20160414_105736Mittendrin – dieser Ausdruckcharakterisiert gleich in doppelter Hinsicht das Projekt „Kreatives Schreiben im DM“ , das Schülerinnen unserer Kooperationsschule St. Michael unter der engagierten Leitung  ihrer  Lehrerin Petra Ritter-Osterfeld aktuell hier im Haus durchführen.

Zusammen mit der Museumspädagogin Heike Bee-Schroedter entwickelte sie dieses Projekt, dessen Ziel es ist, dass die Teilnehmerinnen selber Texte zu den Ausstellungsstücken verfassen, die dann im Museum den Besuchern als Interpretationsangebote zur Verfügung gestellt werden sollen. Welche Form sie haben werden, ob es am Ende ein Gedicht, eine Geschichte, ein Tweet oder ein Informationstext wird, ist noch völlig offen. Wichtig ist die Intention: die Besucher auf das Exponat auf kreative ungewöhnliche Weise mit Worten aufmerksam zu machen.

Auf diese Weise können die Gedanken der jungen Wortakrobatinnen ein breites Publikum bekommen und – umgekehrt betrachtet – bereichern die Texte die Vermittlungsangebote zu den Exponaten im Museum.

 „Hier so mittendrin, zwischen den Kunstwerken, fand ich es ganz ungewöhnlich. Ich hatte das Gefühl, als würden mich alle Figuren direkt anschauen.“  (Dorothea G.)

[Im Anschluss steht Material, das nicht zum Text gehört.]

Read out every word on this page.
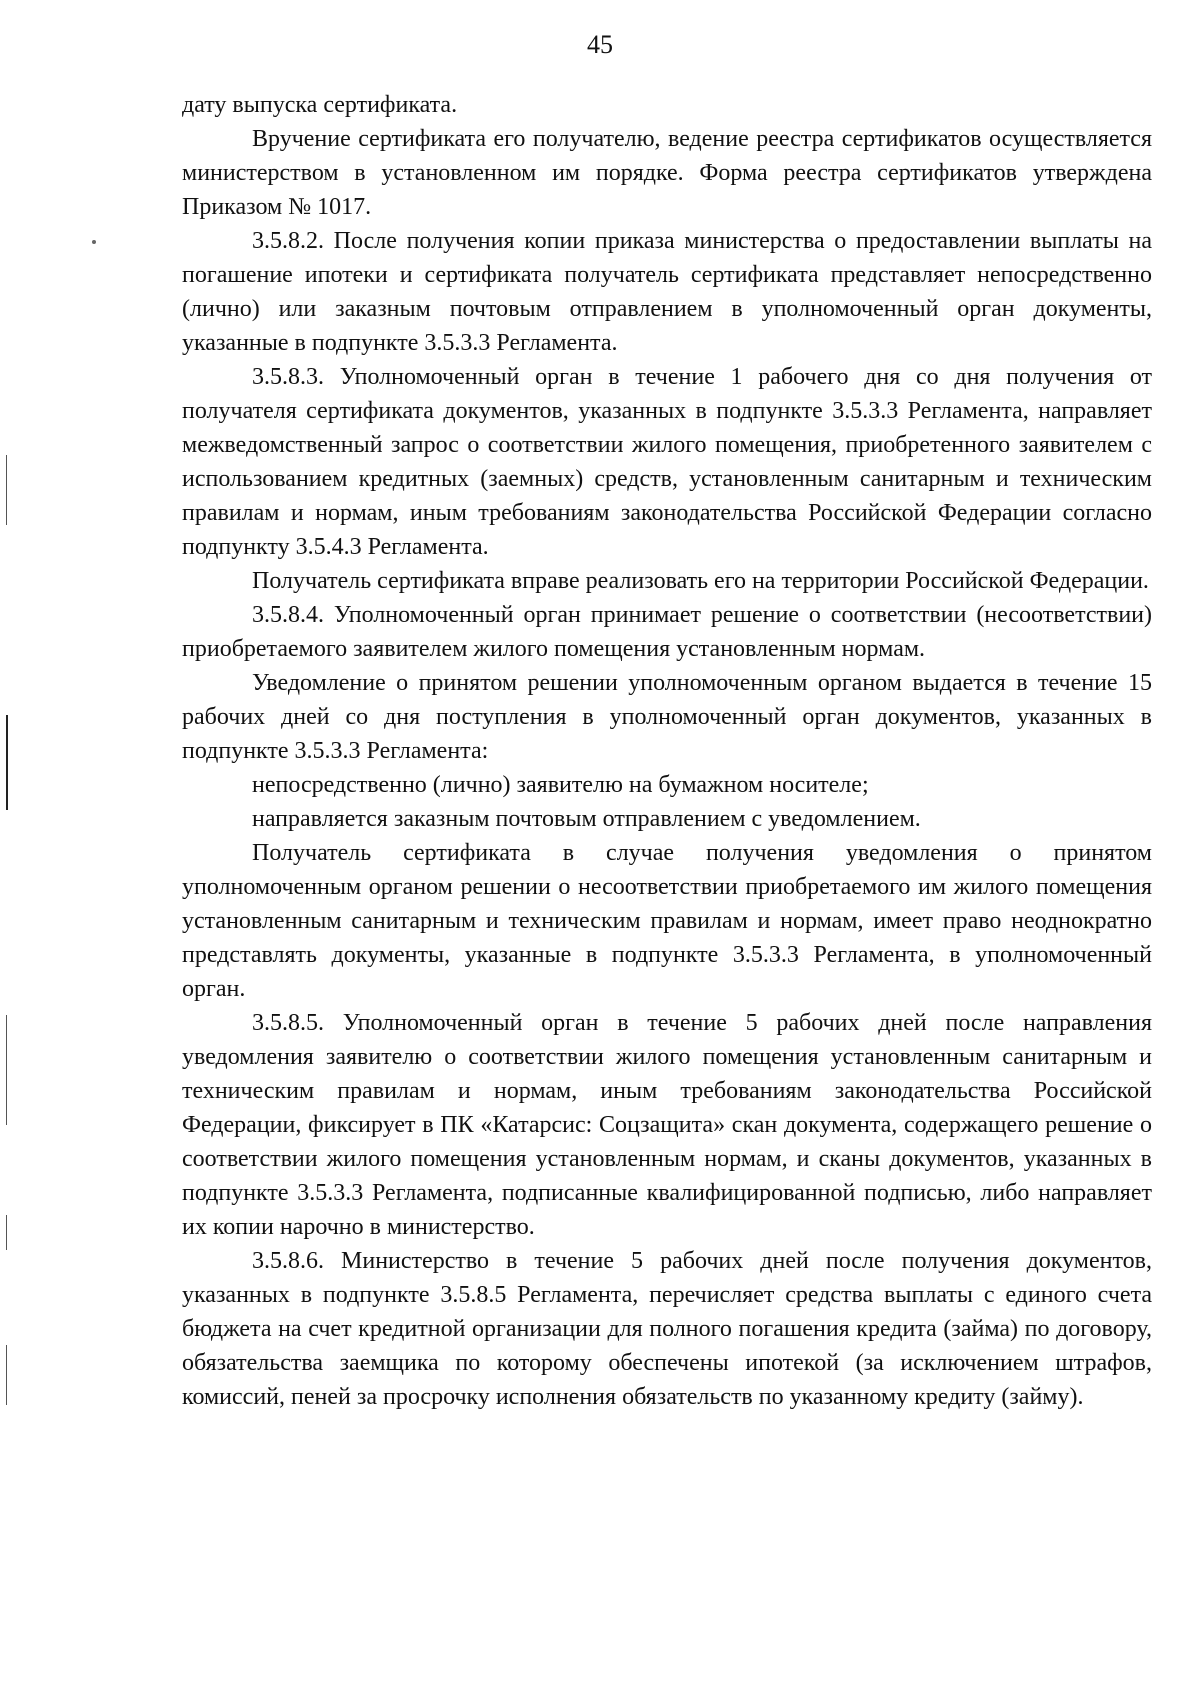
45

дату выпуска сертификата.

Вручение сертификата его получателю, ведение реестра сертификатов осуществляется министерством в установленном им порядке. Форма реестра сертификатов утверждена Приказом № 1017.

3.5.8.2. После получения копии приказа министерства о предоставлении выплаты на погашение ипотеки и сертификата получатель сертификата представляет непосредственно (лично) или заказным почтовым отправлением в уполномоченный орган документы, указанные в подпункте 3.5.3.3 Регламента.

3.5.8.3. Уполномоченный орган в течение 1 рабочего дня со дня получения от получателя сертификата документов, указанных в подпункте 3.5.3.3 Регламента, направляет межведомственный запрос о соответствии жилого помещения, приобретенного заявителем с использованием кредитных (заемных) средств, установленным санитарным и техническим правилам и нормам, иным требованиям законодательства Российской Федерации согласно подпункту 3.5.4.3 Регламента.

Получатель сертификата вправе реализовать его на территории Российской Федерации.

3.5.8.4. Уполномоченный орган принимает решение о соответствии (несоответствии) приобретаемого заявителем жилого помещения установленным нормам.

Уведомление о принятом решении уполномоченным органом выдается в течение 15 рабочих дней со дня поступления в уполномоченный орган документов, указанных в подпункте 3.5.3.3 Регламента:

непосредственно (лично) заявителю на бумажном носителе;

направляется заказным почтовым отправлением с уведомлением.

Получатель сертификата в случае получения уведомления о принятом уполномоченным органом решении о несоответствии приобретаемого им жилого помещения установленным санитарным и техническим правилам и нормам, имеет право неоднократно представлять документы, указанные в подпункте 3.5.3.3 Регламента, в уполномоченный орган.

3.5.8.5. Уполномоченный орган в течение 5 рабочих дней после направления уведомления заявителю о соответствии жилого помещения установленным санитарным и техническим правилам и нормам, иным требованиям законодательства Российской Федерации, фиксирует в ПК «Катарсис: Соцзащита» скан документа, содержащего решение о соответствии жилого помещения установленным нормам, и сканы документов, указанных в подпункте 3.5.3.3 Регламента, подписанные квалифицированной подписью, либо направляет их копии нарочно в министерство.

3.5.8.6. Министерство в течение 5 рабочих дней после получения документов, указанных в подпункте 3.5.8.5 Регламента, перечисляет средства выплаты с единого счета бюджета на счет кредитной организации для полного погашения кредита (займа) по договору, обязательства заемщика по которому обеспечены ипотекой (за исключением штрафов, комиссий, пеней за просрочку исполнения обязательств по указанному кредиту (займу).
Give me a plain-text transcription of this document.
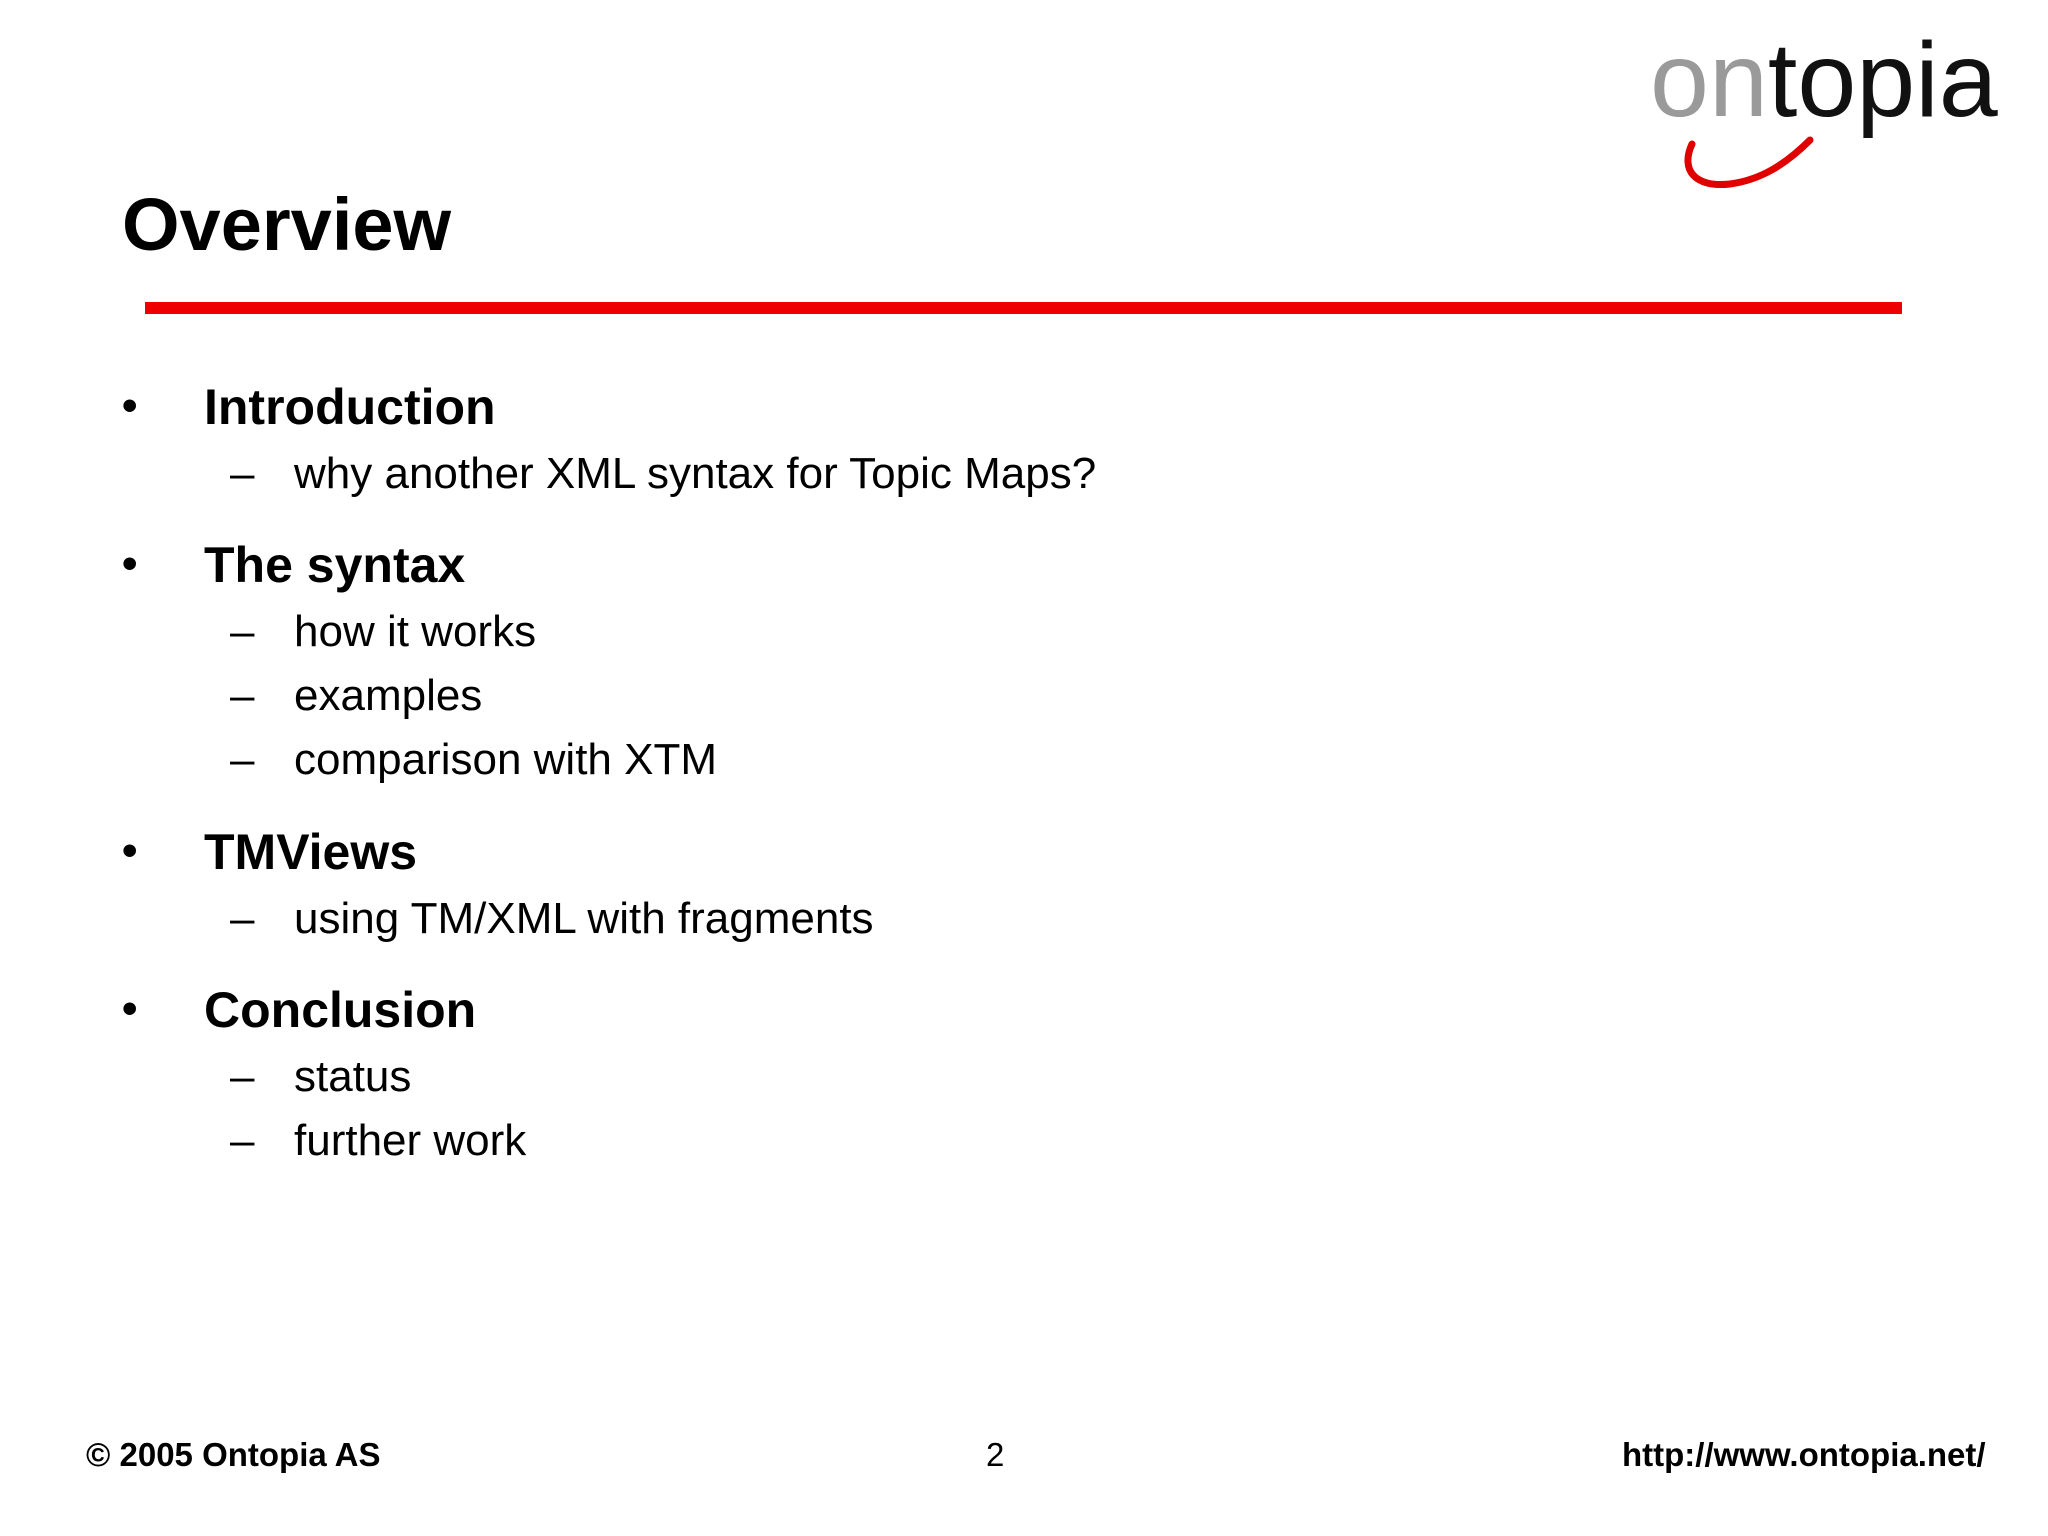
ontopia
Overview
• Introduction
– why another XML syntax for Topic Maps?
• The syntax
– how it works
– examples
– comparison with XTM
• TMViews
– using TM/XML with fragments
• Conclusion
– status
– further work
© 2005 Ontopia AS	2	http://www.ontopia.net/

Dazu ist es jedoch erst einmal notwendig, die Exponate persönlich in Augenschein zu nehmen, mit ihnen in einen Dialog zu treten und erste Gedanken und Assoziationen, Beobachtungen und Gefühle festzuhalten, also einen persönlichen Zugang zu den Objekten zu finden, sich also mittendrin – in der Ausstellung zu bewegen. So machen sich bereits seit mehreren Wochen die Schülerinnen des Forderkurses Deutsch der Jahrgangsstufe 9 jeden Donnerstag auf den Weg in unsere Ausstellung, wechseln den Lernort Schule mit dem des Museums. Bei jedem Besuch erkunden sie selbstständig einzelne Ausstellungseinheiten und halten ihre Eindrücke in Form des automatischen Schreibens fest: Erlaubt ist dabei alles festzuhalten; nur den Stift nicht absetzen, um die Gedanken fließen lassen….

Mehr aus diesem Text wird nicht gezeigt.